Alice miró durante unos segundos a su hermano.
—¿Sabes de alguien que hubiese podido encontrarse detrás de ti esa noche? —preguntó Rafael.
—Quizá —respondió Alice apretando su maleta contra ella.
—Te recuerdo que vas a pasar por la aduana, ¿qué es lo que escondes en ese estuche que conservas contigo tan celosamente?
—Una trompeta.
—¿Una trompeta?
—Sí, una trompeta, y quizá también la respuesta a la pregunta que me has hecho —dijo ella sonriendo.

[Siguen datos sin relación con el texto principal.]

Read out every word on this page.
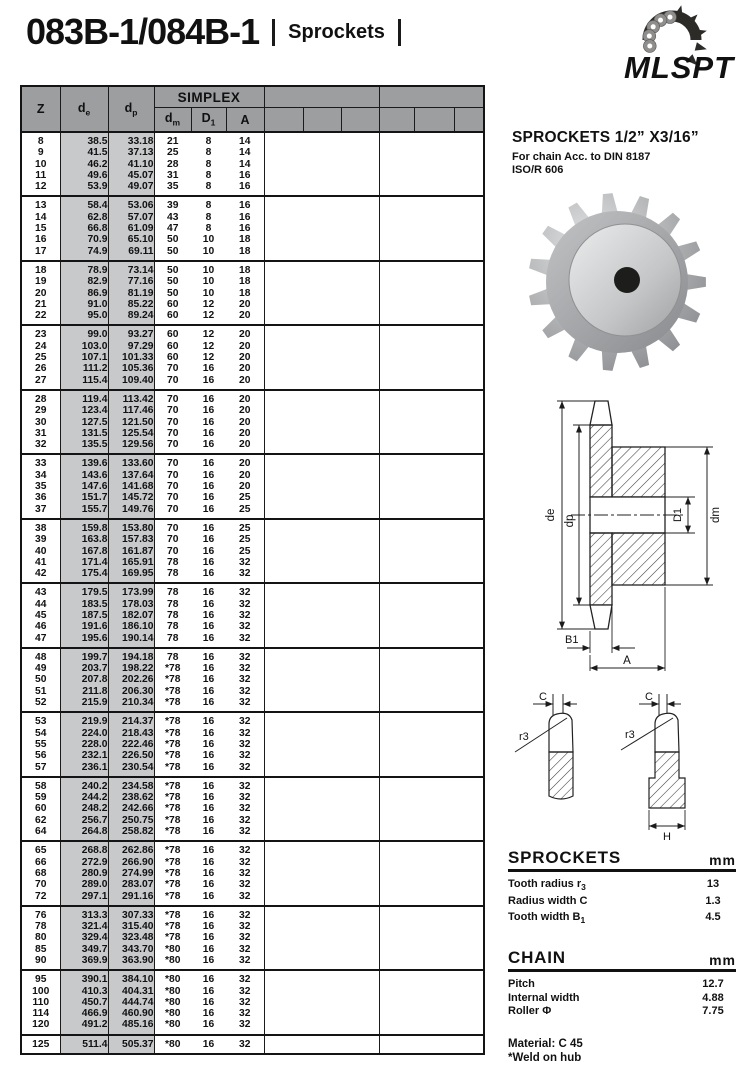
083B-1/084B-1 Sprockets
MLSPT
Z	$d_e$	$d_p$	SIMPLEX								
			$d_m$	$D_1$	A						
8	38.5	33.18	21	8	14						
9	41.5	37.13	25	8	14						
10	46.2	41.10	28	8	14						
11	49.6	45.07	31	8	16						
12	53.9	49.07	35	8	16						
13	58.4	53.06	39	8	16						
14	62.8	57.07	43	8	16						
15	66.8	61.09	47	8	16						
16	70.9	65.10	50	10	18						
17	74.9	69.11	50	10	18						
18	78.9	73.14	50	10	18						
19	82.9	77.16	50	10	18						
20	86.9	81.19	50	10	18						
21	91.0	85.22	60	12	20						
22	95.0	89.24	60	12	20						
23	99.0	93.27	60	12	20						
24	103.0	97.29	60	12	20						
25	107.1	101.33	60	12	20						
26	111.2	105.36	70	16	20						
27	115.4	109.40	70	16	20						
28	119.4	113.42	70	16	20						
29	123.4	117.46	70	16	20						
30	127.5	121.50	70	16	20						
31	131.5	125.54	70	16	20						
32	135.5	129.56	70	16	20						
33	139.6	133.60	70	16	20						
34	143.6	137.64	70	16	20						
35	147.6	141.68	70	16	20						
36	151.7	145.72	70	16	25						
37	155.7	149.76	70	16	25						
38	159.8	153.80	70	16	25						
39	163.8	157.83	70	16	25						
40	167.8	161.87	70	16	25						
41	171.4	165.91	78	16	32						
42	175.4	169.95	78	16	32						
43	179.5	173.99	78	16	32						
44	183.5	178.03	78	16	32						
45	187.5	182.07	78	16	32						
46	191.6	186.10	78	16	32						
47	195.6	190.14	78	16	32						
48	199.7	194.18	78	16	32						
49	203.7	198.22	*78	16	32						
50	207.8	202.26	*78	16	32						
51	211.8	206.30	*78	16	32						
52	215.9	210.34	*78	16	32						
53	219.9	214.37	*78	16	32						
54	224.0	218.43	*78	16	32						
55	228.0	222.46	*78	16	32						
56	232.1	226.50	*78	16	32						
57	236.1	230.54	*78	16	32						
58	240.2	234.58	*78	16	32						
59	244.2	238.62	*78	16	32						
60	248.2	242.66	*78	16	32						
62	256.7	250.75	*78	16	32						
64	264.8	258.82	*78	16	32						
65	268.8	262.86	*78	16	32						
66	272.9	266.90	*78	16	32						
68	280.9	274.99	*78	16	32						
70	289.0	283.07	*78	16	32						
72	297.1	291.16	*78	16	32						
76	313.3	307.33	*78	16	32						
78	321.4	315.40	*78	16	32						
80	329.4	323.48	*78	16	32						
85	349.7	343.70	*80	16	32						
90	369.9	363.90	*80	16	32						
95	390.1	384.10	*80	16	32						
100	410.3	404.31	*80	16	32						
110	450.7	444.74	*80	16	32						
114	466.9	460.90	*80	16	32						
120	491.2	485.16	*80	16	32						
125	511.4	505.37	*80	16	32						
SPROCKETS 1/2” X3/16”
For chain Acc. to DIN 8187
ISO/R 606
de dp	D1 dm
B1
A
C
r3
C
r3
H
SPROCKETS	mm
Tooth radius $r_3$	13
Radius width C	1.3
Tooth width $B_1$	4.5
CHAIN	mm
Pitch	12.7
Internal width	4.88
Roller Φ	7.75
Material: C 45
*Weld on hub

Alice le dio un beso a su hermano y le susurró al oído:
—Si tardo un poco, no me odies, prometo que volveré.
Londres, miércoles 31 de octubre de 1951
El taxi se detuvo al pie de la casa victoriana. Alice cogió su equipaje y subió la escalera. El rellano del último piso estaba en silencio, miró la puerta de su vecino y entró en su casa.
El piso olía a madera encerada. El taller estaba tal y como lo había dejado; en el taburete que había cerca de la cama descubrió tres tulipanes blancos en un jarrón.
Se quitó el abrigo y fue a sentarse a su mesa de trabajo. Rozó el tablero de madera y miró el cielo gris de Londres a través del lucernario.
Luego volvió cerca de su cama y abrió el estuche, donde había puesto a salvo una trompeta y un frasco de perfume cuidadosamente empaquetado que colocó delante de ella.